Cooking & Baking
Related: About this forumCan you freeze or otherwise preserve fresh pasta dough?
It's just the two of us and the smallest batch of pasta makes enough noodles to feed 12. Can it be vacuum sealed and kept for some time in the freezer or 'fridge? Should I make pasta and package it for later use? If so, how?
I'm interested because I want to make paperadel and other very wide pasta that isn't available commercially.

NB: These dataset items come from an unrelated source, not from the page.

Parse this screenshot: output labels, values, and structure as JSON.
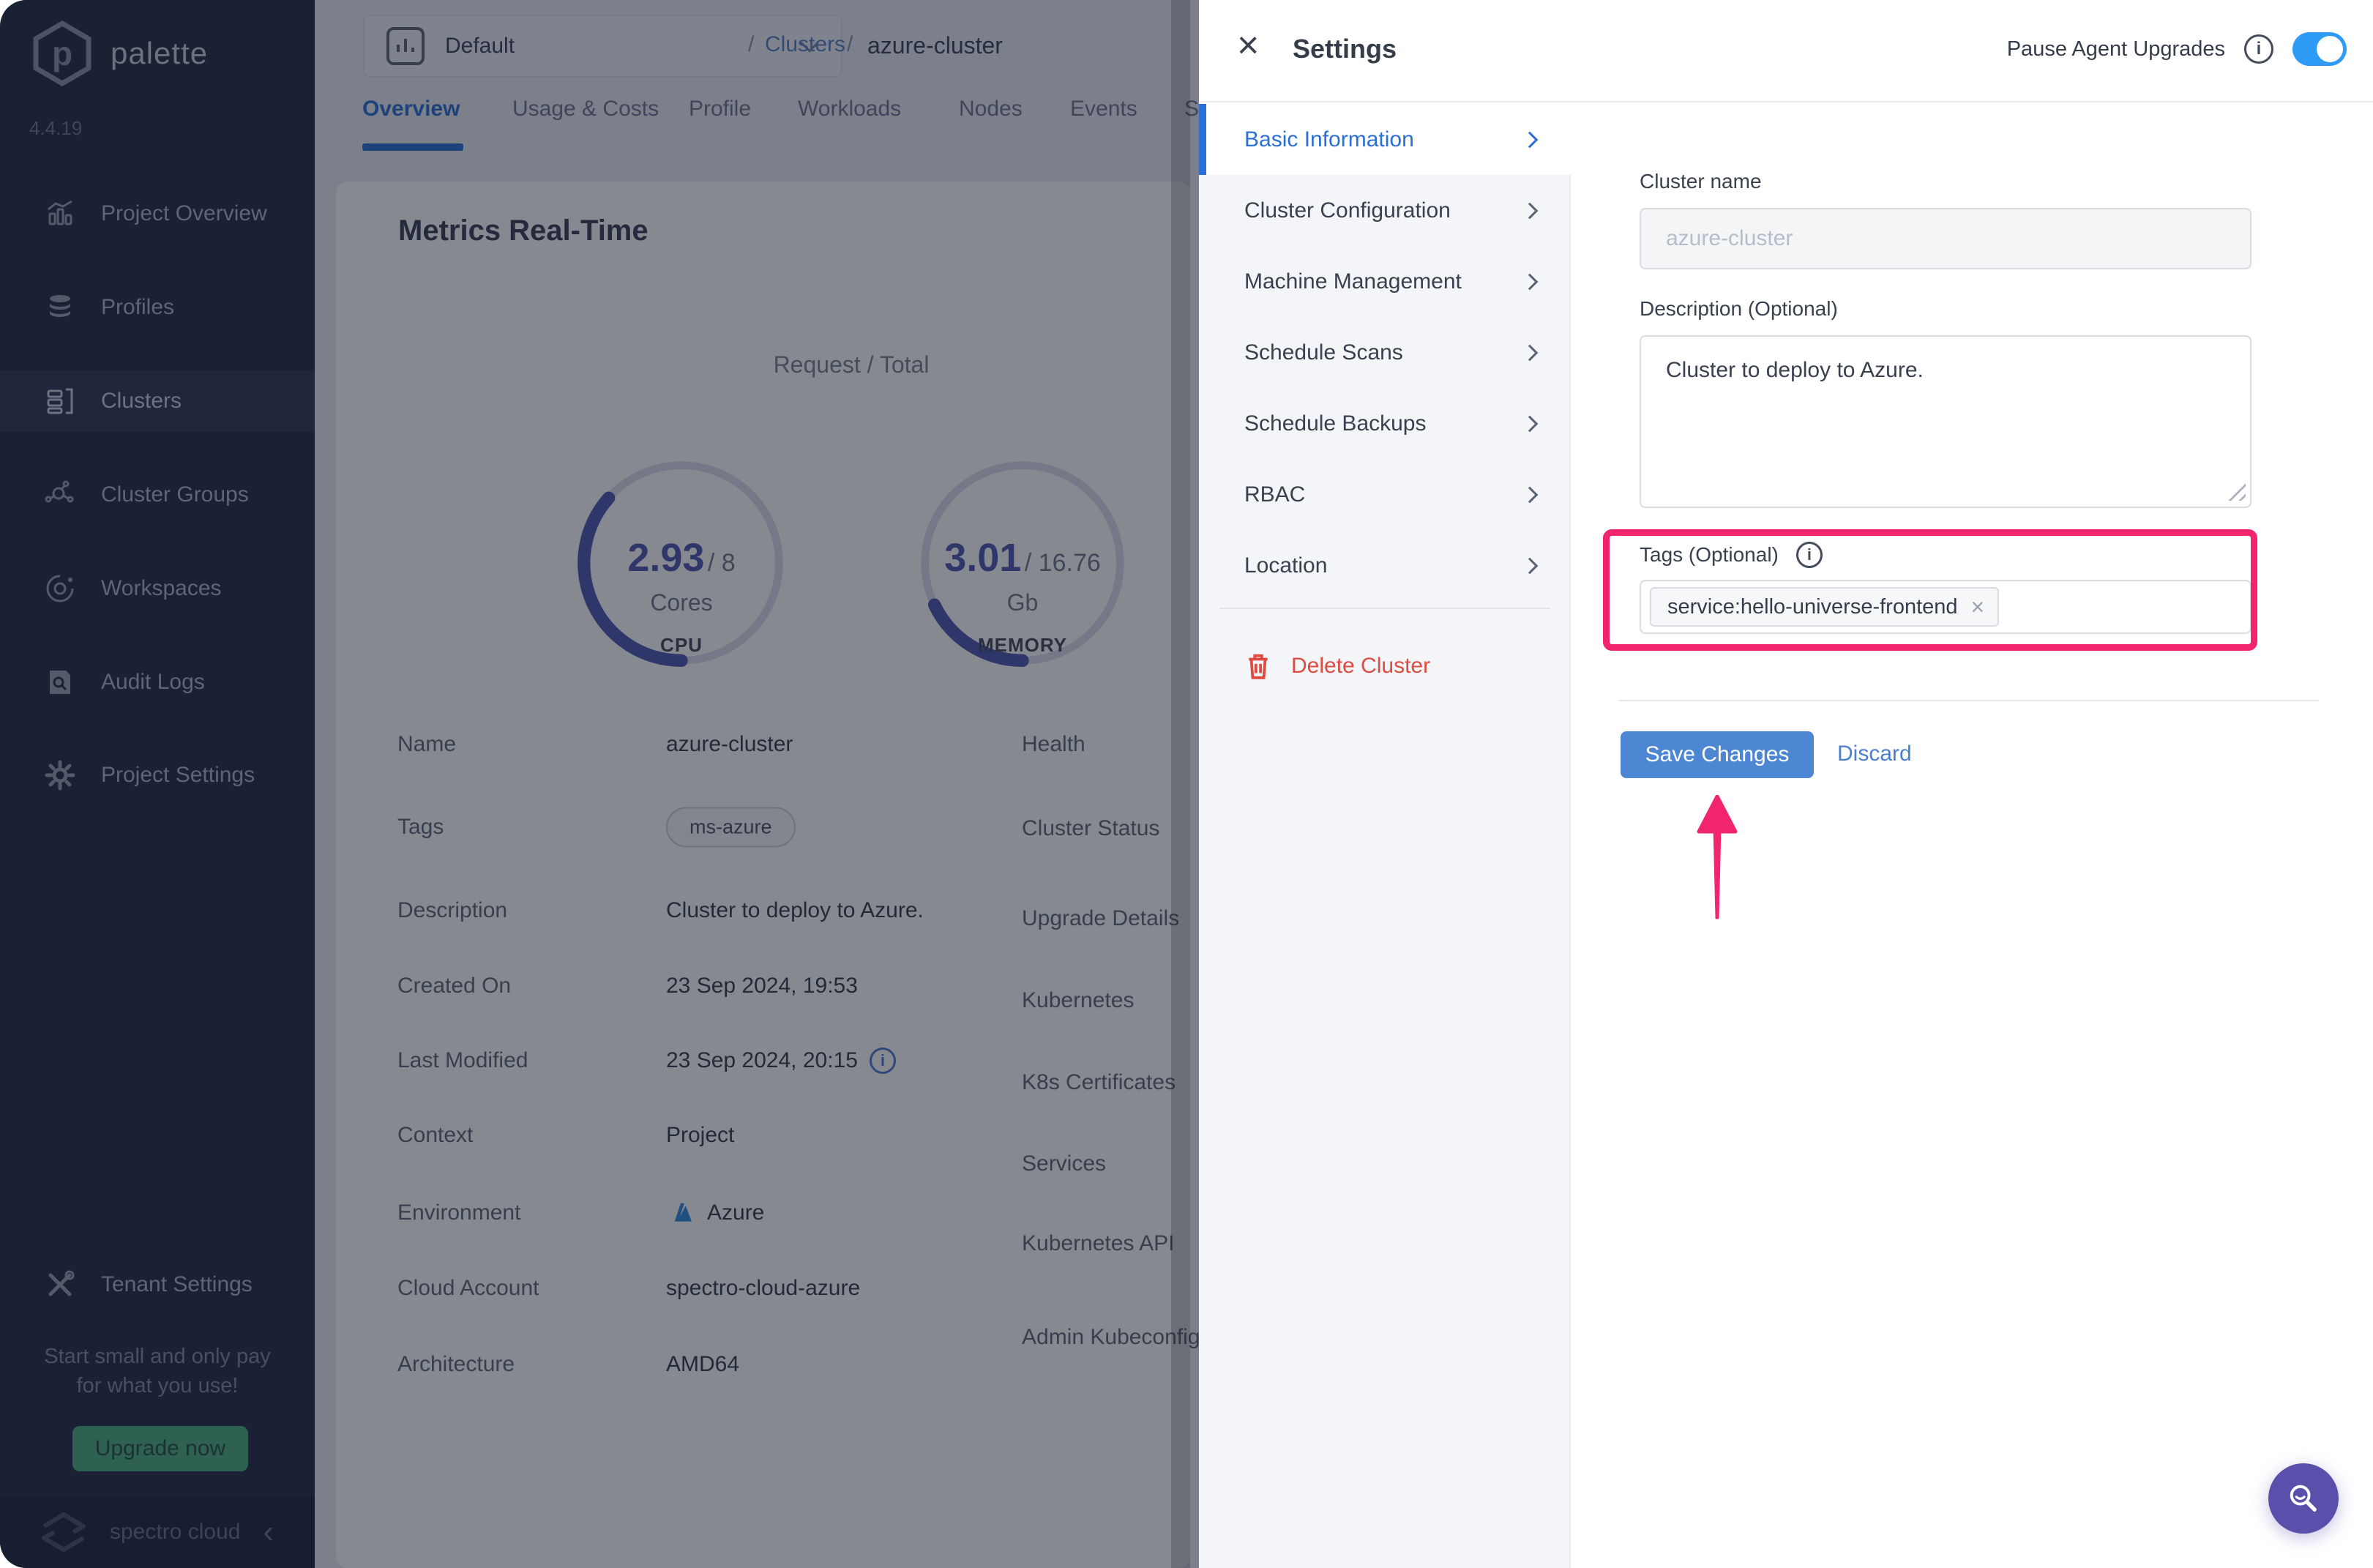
{
  "sidebar": {
    "logo_text": "palette",
    "version": "4.4.19",
    "items": [
      {
        "label": "Project Overview",
        "icon": "chart-icon"
      },
      {
        "label": "Profiles",
        "icon": "database-icon"
      },
      {
        "label": "Clusters",
        "icon": "clusters-icon",
        "active": true
      },
      {
        "label": "Cluster Groups",
        "icon": "network-icon"
      },
      {
        "label": "Workspaces",
        "icon": "orbit-icon"
      },
      {
        "label": "Audit Logs",
        "icon": "audit-doc-icon"
      },
      {
        "label": "Project Settings",
        "icon": "gear-icon"
      }
    ],
    "tenant_settings_label": "Tenant Settings",
    "promo_line1": "Start small and only pay",
    "promo_line2": "for what you use!",
    "upgrade_button": "Upgrade now",
    "brand_name": "spectro cloud",
    "collapse_icon": "‹"
  },
  "main": {
    "project_selector": {
      "label": "Default",
      "icon": "bar-chart-icon"
    },
    "breadcrumb": {
      "sep1": "/",
      "clusters_link": "Clusters",
      "sep2": "/",
      "current": "azure-cluster"
    },
    "tabs": [
      {
        "label": "Overview",
        "active": true
      },
      {
        "label": "Usage & Costs"
      },
      {
        "label": "Profile"
      },
      {
        "label": "Workloads"
      },
      {
        "label": "Nodes"
      },
      {
        "label": "Events"
      },
      {
        "label": "S"
      }
    ],
    "metrics": {
      "title": "Metrics Real-Time",
      "legend": "Request / Total",
      "gauges": [
        {
          "value": "2.93",
          "total": "/ 8",
          "unit": "Cores",
          "caption": "CPU",
          "fraction": 0.366
        },
        {
          "value": "3.01",
          "total": "/ 16.76",
          "unit": "Gb",
          "caption": "MEMORY",
          "fraction": 0.18
        }
      ]
    },
    "details": {
      "left_rows": [
        {
          "label": "Name",
          "value": "azure-cluster"
        },
        {
          "label": "Tags",
          "value": "ms-azure"
        },
        {
          "label": "Description",
          "value": "Cluster to deploy to Azure."
        },
        {
          "label": "Created On",
          "value": "23 Sep 2024, 19:53"
        },
        {
          "label": "Last Modified",
          "value": "23 Sep 2024, 20:15"
        },
        {
          "label": "Context",
          "value": "Project"
        },
        {
          "label": "Environment",
          "value": "Azure"
        },
        {
          "label": "Cloud Account",
          "value": "spectro-cloud-azure"
        },
        {
          "label": "Architecture",
          "value": "AMD64"
        }
      ],
      "right_labels": [
        "Health",
        "Cluster Status",
        "Upgrade Details",
        "Kubernetes",
        "K8s Certificates",
        "Services",
        "Kubernetes API",
        "Admin Kubeconfig File"
      ]
    }
  },
  "settings_panel": {
    "title": "Settings",
    "close_icon": "×",
    "pause_agent_upgrades_label": "Pause Agent Upgrades",
    "toggle_state": "on",
    "nav": [
      {
        "label": "Basic Information",
        "active": true
      },
      {
        "label": "Cluster Configuration"
      },
      {
        "label": "Machine Management"
      },
      {
        "label": "Schedule Scans"
      },
      {
        "label": "Schedule Backups"
      },
      {
        "label": "RBAC"
      },
      {
        "label": "Location"
      }
    ],
    "delete_cluster_label": "Delete Cluster",
    "form": {
      "cluster_name_label": "Cluster name",
      "cluster_name_value": "azure-cluster",
      "description_label": "Description (Optional)",
      "description_value": "Cluster to deploy to Azure.",
      "tags_label": "Tags (Optional)",
      "tag_chip": "service:hello-universe-frontend",
      "chip_remove_icon": "×",
      "save_button": "Save Changes",
      "discard_link": "Discard"
    }
  },
  "fab": {
    "icon": "search-magnifier"
  },
  "colors": {
    "highlight_pink": "#F1256D",
    "toggle_blue": "#2E9BF6",
    "save_blue": "#4D87D3",
    "active_blue": "#2A6FD4",
    "delete_red": "#DF4B41",
    "fab_purple": "#5A50AC",
    "upgrade_green": "#4CAF82",
    "gauge_indigo": "#4F58B2",
    "sidebar_bg": "#262F49"
  }
}
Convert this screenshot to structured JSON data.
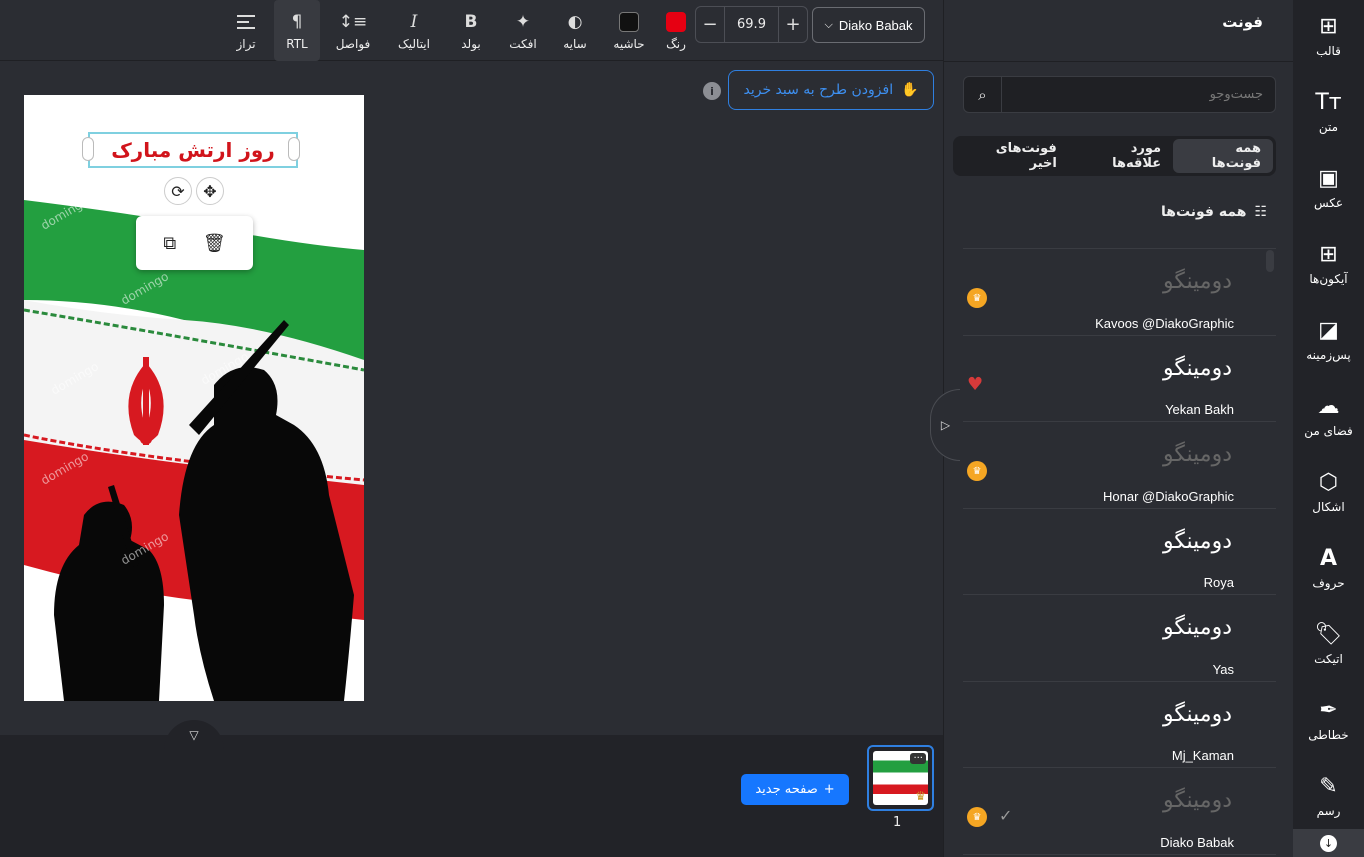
{
  "toolbar": {
    "align_label": "تراز",
    "rtl_label": "RTL",
    "spacing_label": "فواصل",
    "italic_label": "ایتالیک",
    "bold_label": "بولد",
    "effect_label": "افکت",
    "shadow_label": "سایه",
    "border_label": "حاشیه",
    "color_label": "رنگ",
    "font_size": "69.9",
    "font_name": "Diako Babak",
    "text_color": "#e60012",
    "border_color": "#111111"
  },
  "canvas": {
    "add_to_cart_label": "افزودن طرح به سبد خرید",
    "poster_title": "روز ارتش مبارک",
    "watermark": "domingo"
  },
  "pages": {
    "new_page_label": "صفحه جدید",
    "page_number": "1"
  },
  "font_panel": {
    "title": "فونت",
    "search_placeholder": "جست‌وجو",
    "tabs": [
      "همه فونت‌ها",
      "مورد علاقه‌ها",
      "فونت‌های اخیر"
    ],
    "section_title": "همه فونت‌ها",
    "fonts": [
      {
        "preview": "دومینگو",
        "name": "Kavoos @DiakoGraphic",
        "premium": true,
        "favorite": false,
        "selected": false,
        "dim": true
      },
      {
        "preview": "دومینگو",
        "name": "Yekan Bakh",
        "premium": false,
        "favorite": true,
        "selected": false,
        "dim": false
      },
      {
        "preview": "دومینگو",
        "name": "Honar @DiakoGraphic",
        "premium": true,
        "favorite": false,
        "selected": false,
        "dim": true
      },
      {
        "preview": "دومینگو",
        "name": "Roya",
        "premium": false,
        "favorite": false,
        "selected": false,
        "dim": false
      },
      {
        "preview": "دومینگو",
        "name": "Yas",
        "premium": false,
        "favorite": false,
        "selected": false,
        "dim": false
      },
      {
        "preview": "دومینگو",
        "name": "Mj_Kaman",
        "premium": false,
        "favorite": false,
        "selected": false,
        "dim": false
      },
      {
        "preview": "دومینگو",
        "name": "Diako Babak",
        "premium": true,
        "favorite": false,
        "selected": true,
        "dim": true
      }
    ]
  },
  "sidebar": {
    "items": [
      "قالب",
      "متن",
      "عکس",
      "آیکون‌ها",
      "پس‌زمینه",
      "فضای من",
      "اشکال",
      "حروف",
      "اتیکت",
      "خطاطی",
      "رسم"
    ]
  },
  "colors": {
    "accent": "#1677ff",
    "flag_green": "#239f40",
    "flag_red": "#d71920"
  }
}
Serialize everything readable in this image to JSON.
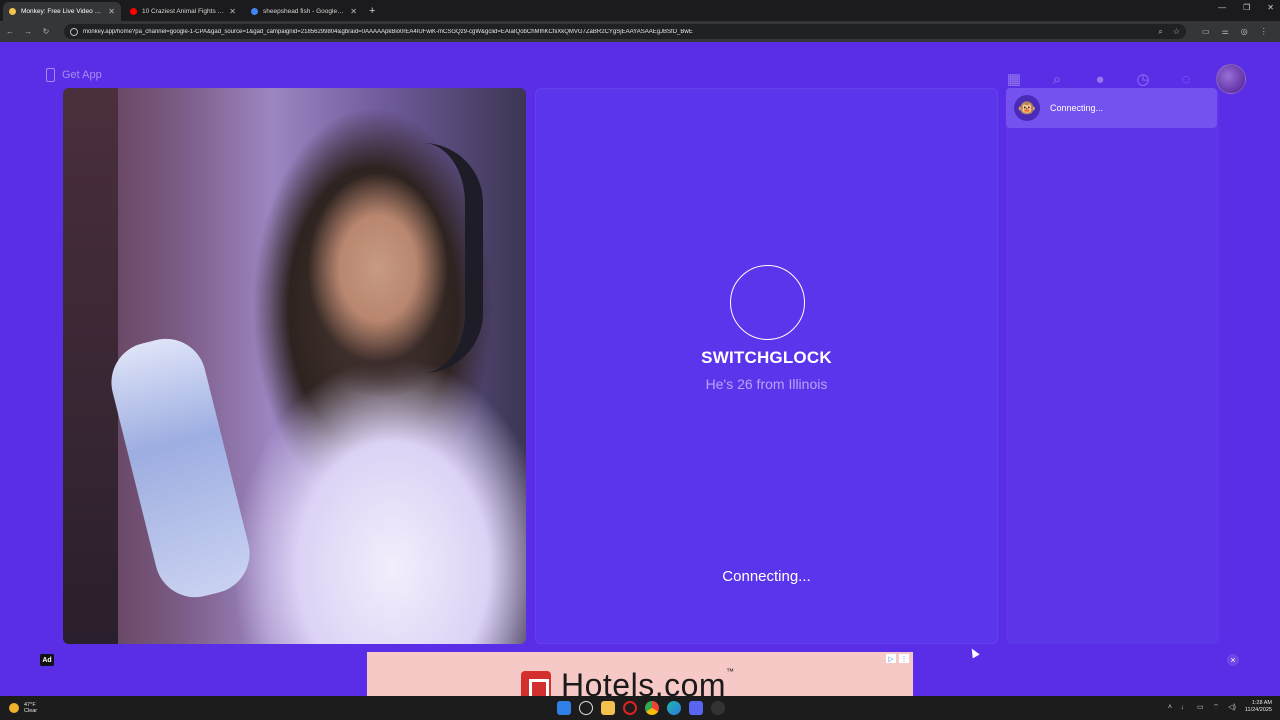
{
  "browser": {
    "tabs": [
      {
        "title": "Monkey: Free Live Video Chat",
        "active": true,
        "favicon_color": "#f5c24a"
      },
      {
        "title": "10 Craziest Animal Fights in the",
        "active": false,
        "favicon_color": "#ff0000"
      },
      {
        "title": "sheepshead fish - Google Search",
        "active": false,
        "favicon_color": "#4285f4"
      }
    ],
    "new_tab": "+",
    "url": "monkey.app/home?pa_channel=google-1-CPA&gad_source=1&gad_campaignid=21856299804&gbraid=0AAAAApkBio0rEA4IUFwiK-mCSGQz9-cgW&gclid=EAIaIQobChMIhKCfiiXkQMVG7ZaBR2CYgSjEAAYASAAEgJBSfD_BwE"
  },
  "page": {
    "get_app_label": "Get App",
    "match": {
      "name": "SWITCHGLOCK",
      "subtitle": "He's 26 from Illinois",
      "status": "Connecting..."
    },
    "side": {
      "chat_status": "Connecting...",
      "chat_avatar": "🐵"
    },
    "ad": {
      "badge": "Ad",
      "brand": "Hotels.com",
      "close": "×"
    }
  },
  "taskbar": {
    "temp": "47°F",
    "condition": "Clear",
    "time": "1:28 AM",
    "date": "11/24/2025"
  },
  "colors": {
    "page_bg": "#5a2ee6",
    "panel_bg": "#5b35ec",
    "chat_row": "#7352ef",
    "banner_bg": "#f7c9c6",
    "hotels_red": "#d32f2f"
  }
}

Besides, I don't have a pasta machine and more kitchen stuff is always good . . .
OffWithTheirHeads
(10,337 posts)Warpy
(111,255 posts)While I've frozen fresh pasta, the result wasn't great. It was on a par with the stuff in the refrigerator case in the supermarket, OK in a pinch, not something I'd want to do often. Oddly enough, though, it survives being frozen in things fairly well.
Putting the thawed dough through the pasta roller will reactivate the gluten and should make the noodles come out just fine.
Auggie
(31,168 posts)Cut it into shapes first and freeze in individual servings. I've kept sheet pasta I use for lasagna in the freezer for months.
A HERETIC I AM
(24,368 posts)How about eggs and flour? Because that's what you got, right? The biggest question in my mind is how will it taste if you freeze the dough and then thaw it, make pasta noodles and then cook it.
I'm a bit of a disagreement with Warpy here.
I think it might be better to make the pasta first and at least parboil it perhaps for 30 or 45 seconds before freezing....
BUT...
I've never done it, so my opinion in this regard is worth doodly.